A Libras também tem o seu léxico expandido por empréstimos linguísticos. É interessante observar a forma como esses empréstimos ocorrem, pois tais itens lexicais vêm, em sua maioria, da língua portuguesa, através da soletração manual. O alfabeto manual é utilizado por falantes de Libras, em casos específicos, dentre eles: para dizer nomes de pessoas; termos técnicos; e palavras sem sinal em Libras ou com sinal desconhecido pelo falante. Cabe esclarecer que a “[...] soletração manual não é uma representação direta do português, mas sim, uma representação manual da ortografia do português, envolvendo uma sequência de configurações de mão, que tem correspondência com a sequência de letras escritas do

português” (QUADROS; KARNOPP, 2004, p.88). De modo que não ocorrem diálogos inteiros apenas com soletração manual, a menos que esse seja o objetivo específico de algum projeto; a soletração é pontual e pode ser intercalada no discurso em Libras para a fruição da fala quando termos desconhecidos são utilizados pelos usuários da língua.

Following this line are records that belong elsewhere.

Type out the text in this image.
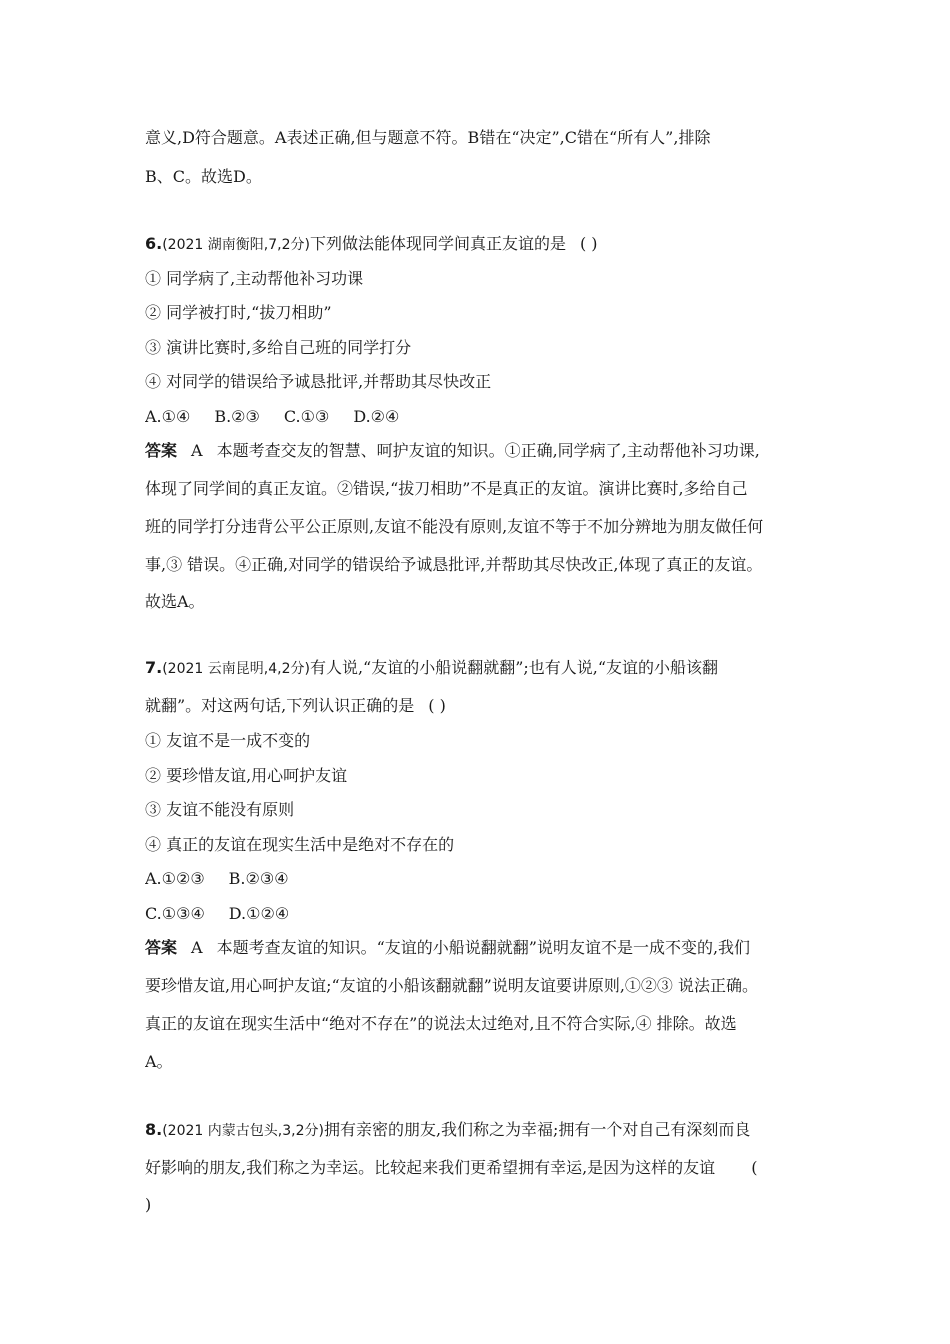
意义,D符合题意。A表述正确,但与题意不符。B错在“决定”,C错在“所有人”,排除
B、C。故选D。
6.(2021 湖南衡阳,7,2分)下列做法能体现同学间真正友谊的是 ( )
① 同学病了,主动帮他补习功课
② 同学被打时,“拔刀相助”
③ 演讲比赛时,多给自己班的同学打分
④ 对同学的错误给予诚恳批评,并帮助其尽快改正
A.①④ B.②③ C.①③ D.②④
答案 A 本题考查交友的智慧、呵护友谊的知识。①正确,同学病了,主动帮他补习功课,
体现了同学间的真正友谊。②错误,“拔刀相助”不是真正的友谊。演讲比赛时,多给自己
班的同学打分违背公平公正原则,友谊不能没有原则,友谊不等于不加分辨地为朋友做任何
事,③ 错误。④正确,对同学的错误给予诚恳批评,并帮助其尽快改正,体现了真正的友谊。
故选A。
7.(2021 云南昆明,4,2分)有人说,“友谊的小船说翻就翻”;也有人说,“友谊的小船该翻
就翻”。对这两句话,下列认识正确的是 ( )
① 友谊不是一成不变的
② 要珍惜友谊,用心呵护友谊
③ 友谊不能没有原则
④ 真正的友谊在现实生活中是绝对不存在的
A.①②③ B.②③④
C.①③④ D.①②④
答案 A 本题考查友谊的知识。“友谊的小船说翻就翻”说明友谊不是一成不变的,我们
要珍惜友谊,用心呵护友谊;“友谊的小船该翻就翻”说明友谊要讲原则,①②③ 说法正确。
真正的友谊在现实生活中“绝对不存在”的说法太过绝对,且不符合实际,④ 排除。故选
A。
8.(2021 内蒙古包头,3,2分)拥有亲密的朋友,我们称之为幸福;拥有一个对自己有深刻而良
好影响的朋友,我们称之为幸运。比较起来我们更希望拥有幸运,是因为这样的友谊 (
)
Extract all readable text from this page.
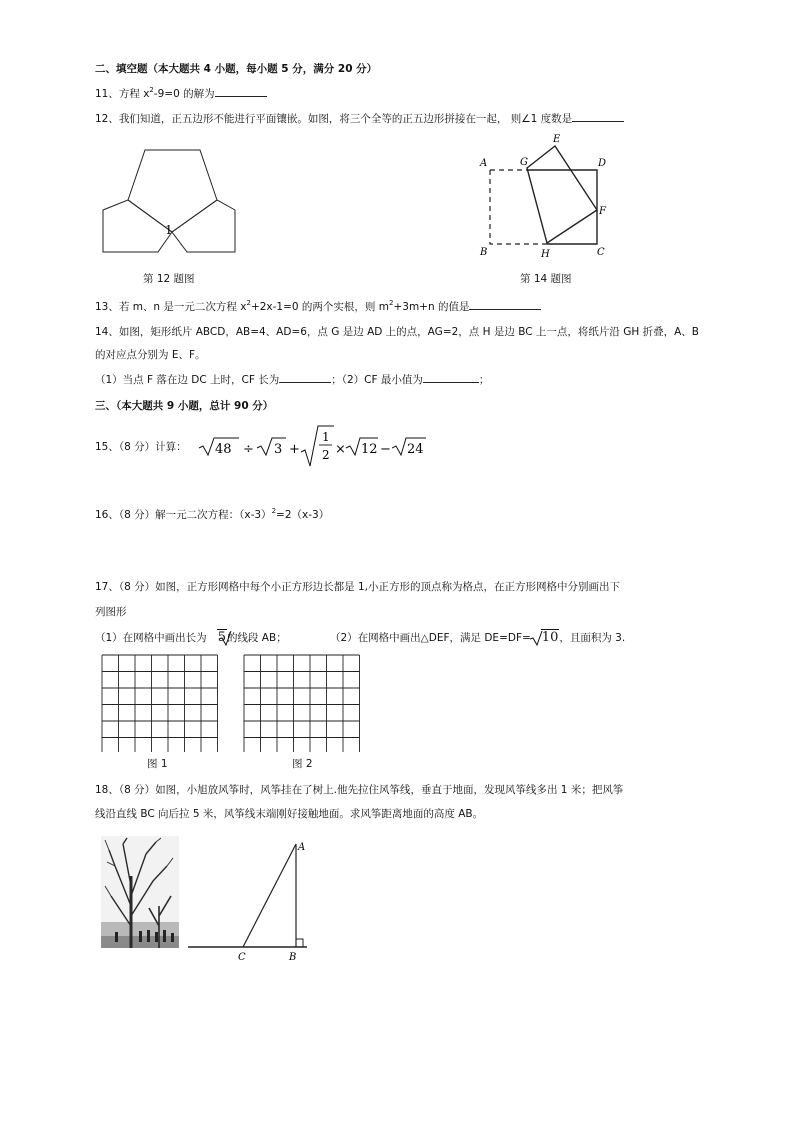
二、填空题（本大题共 4 小题，每小题 5 分，满分 20 分）
11、方程 $x^2-9=0$ 的解为
12、我们知道，正五边形不能进行平面镶嵌。如图，将三个全等的正五边形拼接在一起， 则∠1 度数是
1
第 12 题图
A	G
E
D
F
B	H	C
第 14 题图
13、若 m、n 是一元二次方程 $x^2+2x-1=0$ 的两个实根，则 $m^2+3m+n$ 的值是
14、如图，矩形纸片 ABCD，AB=4、AD=6，点 G 是边 AD 上的点，AG=2，点 H 是边 BC 上一点，将纸片沿 GH 折叠，A、B
的对应点分别为 E、F。
（1）当点 F 落在边 DC 上时，CF 长为	；（2）CF 最小值为	；
三、（本大题共 9 小题，总计 90 分）
15、（8 分）计算： 48 ÷ 3 +
1
2 × 12 − 24
16、（8 分）解一元二次方程：$(x-3)^2=2(x-3)$
17、（8 分）如图，正方形网格中每个小正方形边长都是 1,小正方形的顶点称为格点，在正方形网格中分别画出下
列图形
（1）在网格中画出长为 5的线段 AB；	（2）在网格中画出△DEF，满足 DE=DF= 10，且面积为 3.
图 1	图 2
18、（8 分）如图，小旭放风筝时，风筝挂在了树上.他先拉住风筝线，垂直于地面，发现风筝线多出 1 米；把风筝
线沿直线 BC 向后拉 5 米，风筝线末端刚好接触地面。求风筝距离地面的高度 AB。
A
C	B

Nos alegra perceber a dinâmica e capacidade de adaptação das línguas humanas. Enquanto nas línguas orais, o som é a base dos empréstimos linguísticos, nas línguas visuoespaciaisesse fenômeno linguístico se adapta à modalidade de produção e percepção dos sinais, propondo empréstimos baseados na soletração manual. A Libras apresenta, em seus estudos morfológicos, características da tradição e especificidades próprias. Os sinais, também, se dividem em classes gramaticais; passam por processos de formação; valoriza o uso de morfemas, empréstimos linguísticos, etc. Porém, o embasamento que a Libras adota dos estudos linguísticos tradicionais não é engessado; ele sugere caminhos que são retraçados a partir da vivência visual e suas particularidades de produção.